To close the session, Kellerman recounted a story from the early days of Hurricane Katrina, when Admiral Thayer Cochran told the federal employees gathered in a warehouse in Baton Rouge who were struggling to coordinate the response to the storm that they should just worry about doing what is right, and to help the affected people as they would help their family and neighbors. If they had to break a rule to get something done, he would take the heat. Kellerman’s question to the panel was how important is it to just do the right thing and not worry what the lawyer or claims adjuster thinks later. “This is something I think all of us who work in emergency care struggle with from time to time, where you have a lawyer perched on your shoulder whispering, ‘Don’t do that, you might get sued,’ or ‘Don’t do that, you’ll never get paid.’” DeSalvo replied that her husband said to her every day in the weeks after Katrina that she should just do the right thing until she got fired. Zuschlag said that as an employee-owned business, his company’s attitude is that patient care and saving lives is job number one. “If the whole company went bankrupt because of it, so be it,” he said.

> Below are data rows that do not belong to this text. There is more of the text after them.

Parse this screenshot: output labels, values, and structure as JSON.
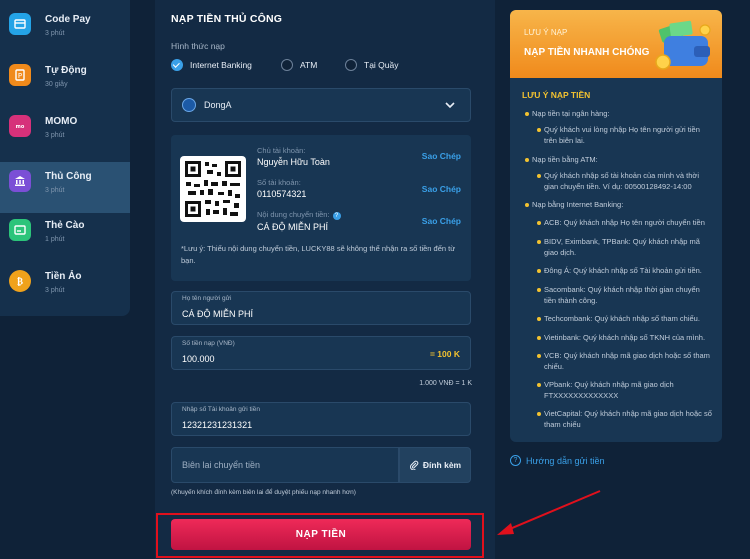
{
  "colors": {
    "accent": "#3aa0e8",
    "warning": "#f2c230",
    "submit": "#e8214f",
    "highlight": "#e0101c"
  },
  "sidebar": {
    "items": [
      {
        "label": "Code Pay",
        "sub": "3 phút",
        "icon": "code-pay-icon",
        "color": "#24a3e6"
      },
      {
        "label": "Tự Động",
        "sub": "30 giây",
        "icon": "auto-pay-icon",
        "color": "#f08a1b"
      },
      {
        "label": "MOMO",
        "sub": "3 phút",
        "icon": "momo-icon",
        "color": "#d6317a"
      },
      {
        "label": "Thủ Công",
        "sub": "3 phút",
        "icon": "bank-icon",
        "color": "#7b4fd6",
        "active": true
      },
      {
        "label": "Thẻ Cào",
        "sub": "1 phút",
        "icon": "card-icon",
        "color": "#2cc47a"
      },
      {
        "label": "Tiền Ảo",
        "sub": "3 phút",
        "icon": "bitcoin-icon",
        "color": "#f0a21b"
      }
    ]
  },
  "main": {
    "title": "NẠP TIỀN THỦ CÔNG",
    "method_label": "Hình thức nạp",
    "methods": [
      {
        "label": "Internet Banking",
        "selected": true
      },
      {
        "label": "ATM",
        "selected": false
      },
      {
        "label": "Tại Quầy",
        "selected": false
      }
    ],
    "bank": "DongA",
    "account": {
      "holder_label": "Chủ tài khoản:",
      "holder": "Nguyễn Hữu Toàn",
      "number_label": "Số tài khoản:",
      "number": "0110574321",
      "content_label": "Nội dung chuyển tiền:",
      "content": "CÁ ĐỘ MIỄN PHÍ",
      "copy_label": "Sao Chép"
    },
    "note": "*Lưu ý: Thiếu nội dung chuyển tiền, LUCKY88 sẽ không thể nhận ra số tiền đến từ bạn.",
    "sender": {
      "label": "Họ tên người gửi",
      "value": "CÁ ĐỘ MIỄN PHÍ"
    },
    "amount": {
      "label": "Số tiền nạp (VNĐ)",
      "value": "100.000",
      "equiv": "= 100 K"
    },
    "rate": "1.000 VNĐ = 1 K",
    "account_input": {
      "label": "Nhập số Tài khoản gửi tiền",
      "value": "12321231231321"
    },
    "receipt": {
      "placeholder": "Biên lai chuyển tiền",
      "attach_label": "Đính kèm"
    },
    "hint": "(Khuyến khích đính kèm biên lai để duyệt phiếu nạp nhanh hơn)",
    "submit_label": "NẠP TIỀN"
  },
  "notice": {
    "banner_small": "LƯU Ý NẠP",
    "banner_big": "NẠP TIỀN NHANH CHÓNG",
    "title": "LƯU Ý NẠP TIỀN",
    "items": [
      {
        "text": "Nạp tiền tại ngân hàng:",
        "level": 0
      },
      {
        "text": "Quý khách vui lòng nhập Họ tên người gửi tiền trên biên lai.",
        "level": 1
      },
      {
        "text": "Nạp tiền bằng ATM:",
        "level": 0
      },
      {
        "text": "Quý khách nhập số tài khoản của mình và thời gian chuyển tiền. Ví dụ: 00500128492-14:00",
        "level": 1
      },
      {
        "text": "Nạp bằng Internet Banking:",
        "level": 0
      },
      {
        "text": "ACB: Quý khách nhập Họ tên người chuyển tiền",
        "level": 1
      },
      {
        "text": "BIDV, Eximbank, TPBank: Quý khách nhập mã giao dịch.",
        "level": 1
      },
      {
        "text": "Đông Á: Quý khách nhập số Tài khoản gửi tiền.",
        "level": 1
      },
      {
        "text": "Sacombank: Quý khách nhập thời gian chuyển tiền thành công.",
        "level": 1
      },
      {
        "text": "Techcombank: Quý khách nhập số tham chiếu.",
        "level": 1
      },
      {
        "text": "Vietinbank: Quý khách nhập số TKNH của mình.",
        "level": 1
      },
      {
        "text": "VCB: Quý khách nhập mã giao dịch hoặc số tham chiếu.",
        "level": 1
      },
      {
        "text": "VPbank: Quý khách nhập mã giao dịch FTXXXXXXXXXXXXX",
        "level": 1
      },
      {
        "text": "VietCapital: Quý khách nhập mã giao dịch hoặc số tham chiếu",
        "level": 1
      }
    ]
  },
  "guide_label": "Hướng dẫn gửi tiền"
}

Sklamberg echoed those comments and said he and his colleagues did not question themselves at any time during the response Las Vegas mass shooting. “It was always about the patient,” he said, “and I am certain during the course of the event that there were HIPAA [Health Insurance Portability and Accountability Act] violations.” He added, though, that health care systems also have to be responsible to families during these types of disasters. “Part of being a leader is providing hope and information, and even if it was not definitive information, giving folks updates on a regular basis is important,” added Sklamberg.
Erb recalled how at one point during Hurricane Harvey, when multiple voices were arguing for different courses of action, the division president shut the door to the command center, muted the phone lines, and had a real discussion with the senior leadership team about needing to make decisions to do the right thing for its patients and for the health of the affected divisions. She noted that one big win for the leadership team was the decision to work with HCA’s strategic communications group to push out “mission
moments” that kept those in the field apprised of what was going on across the system.
Cormier said this is a struggle every day for clinicians in the emergency department who are scared to discharge a mental health patient or not prescribe an antibiotic. “But you see that drop during a disaster and you see competition drop in communities,” said Cormier. The challenge, he said, is that the “right thing is not always this big glowing answer on the wall. Many times, it is a gray thing behind a cloud and somebody has to make that decision.”